Die libysche Küstenwache soll bereits 13'000 Flüchtlinge aus dem Meer geholt und zurück ans Festland gebracht haben, bevor ihnen private Retter zuvorkamen.
Hilfsorganisationen wie «Sea Eye», «Ärzte ohne Grenzen» und «Save the Children» wollten sich zwischenzeitlich ganz aus dem Rettungsgebiet vor der libyschen Küste zurückziehen. Die Organisation «Open Arms» sagt, auf sie seien Warnschüsse abgegeben worden.

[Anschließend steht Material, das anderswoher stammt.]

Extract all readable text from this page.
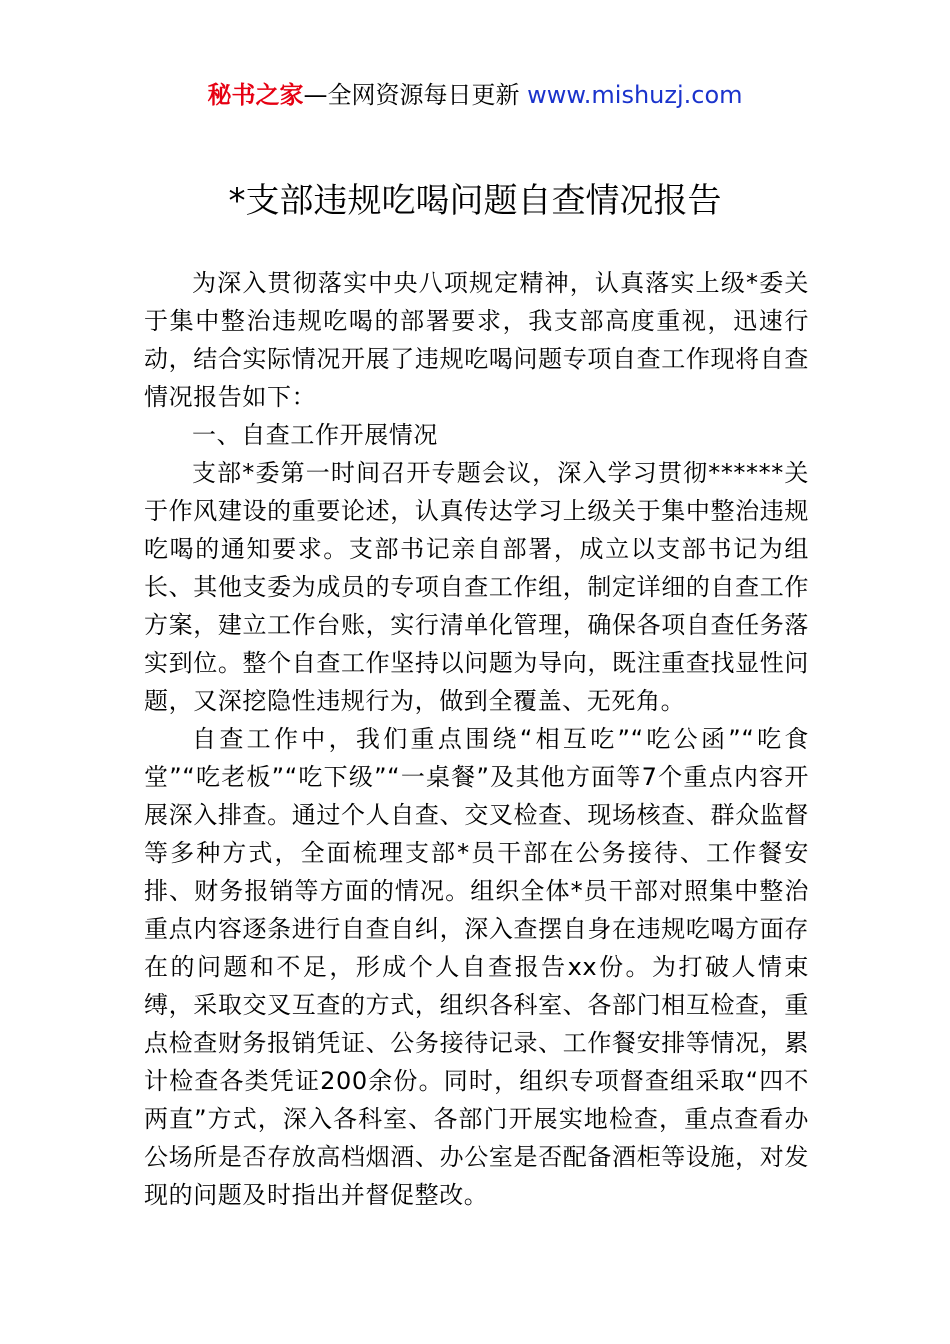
秘书之家—全网资源每日更新 www.mishuzj.com
*支部违规吃喝问题自查情况报告

为深入贯彻落实中央八项规定精神，认真落实上级*委关于集中整治违规吃喝的部署要求，我支部高度重视，迅速行动，结合实际情况开展了违规吃喝问题专项自查工作现将自查情况报告如下：

一、自查工作开展情况

支部*委第一时间召开专题会议，深入学习贯彻******关于作风建设的重要论述，认真传达学习上级关于集中整治违规吃喝的通知要求。支部书记亲自部署，成立以支部书记为组长、其他支委为成员的专项自查工作组，制定详细的自查工作方案，建立工作台账，实行清单化管理，确保各项自查任务落实到位。整个自查工作坚持以问题为导向，既注重查找显性问题，又深挖隐性违规行为，做到全覆盖、无死角。

自查工作中，我们重点围绕“相互吃”“吃公函”“吃食堂”“吃老板”“吃下级”“一桌餐”及其他方面等7个重点内容开展深入排查。通过个人自查、交叉检查、现场核查、群众监督等多种方式，全面梳理支部*员干部在公务接待、工作餐安排、财务报销等方面的情况。组织全体*员干部对照集中整治重点内容逐条进行自查自纠，深入查摆自身在违规吃喝方面存在的问题和不足，形成个人自查报告xx份。为打破人情束缚，采取交叉互查的方式，组织各科室、各部门相互检查，重点检查财务报销凭证、公务接待记录、工作餐安排等情况，累计检查各类凭证200余份。同时，组织专项督查组采取“四不两直”方式，深入各科室、各部门开展实地检查，重点查看办公场所是否存放高档烟酒、办公室是否配备酒柜等设施，对发现的问题及时指出并督促整改。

Libyen befindet sich noch immer im Bürgerkrieg. Die Übergangsregierung ist von der EU nicht anerkannt. Bewaffnete Milizen liefern sich immer wieder einen Machtstreit, der Tote zur Folge hat. Es gibt Berichte aus Sabratha, einer Hafenstadt im Nordwesten von Libyen, wo eine Miliz für Angst und Schrecken sorgen soll. Die bewaffneten Mitglieder würden auf den Strassen patrouillieren und dafür sorgen, dass keine Flüchtlinge in die Boote von Schlepper steigen.
Es wird darüber gerätselt, ob diese Miliz Gelder von der Übergangsregierung aus Tripolis erhält. Diese wiederum bekommt zur Kontrolle der Küste finanzielle Unterstützung von Europa.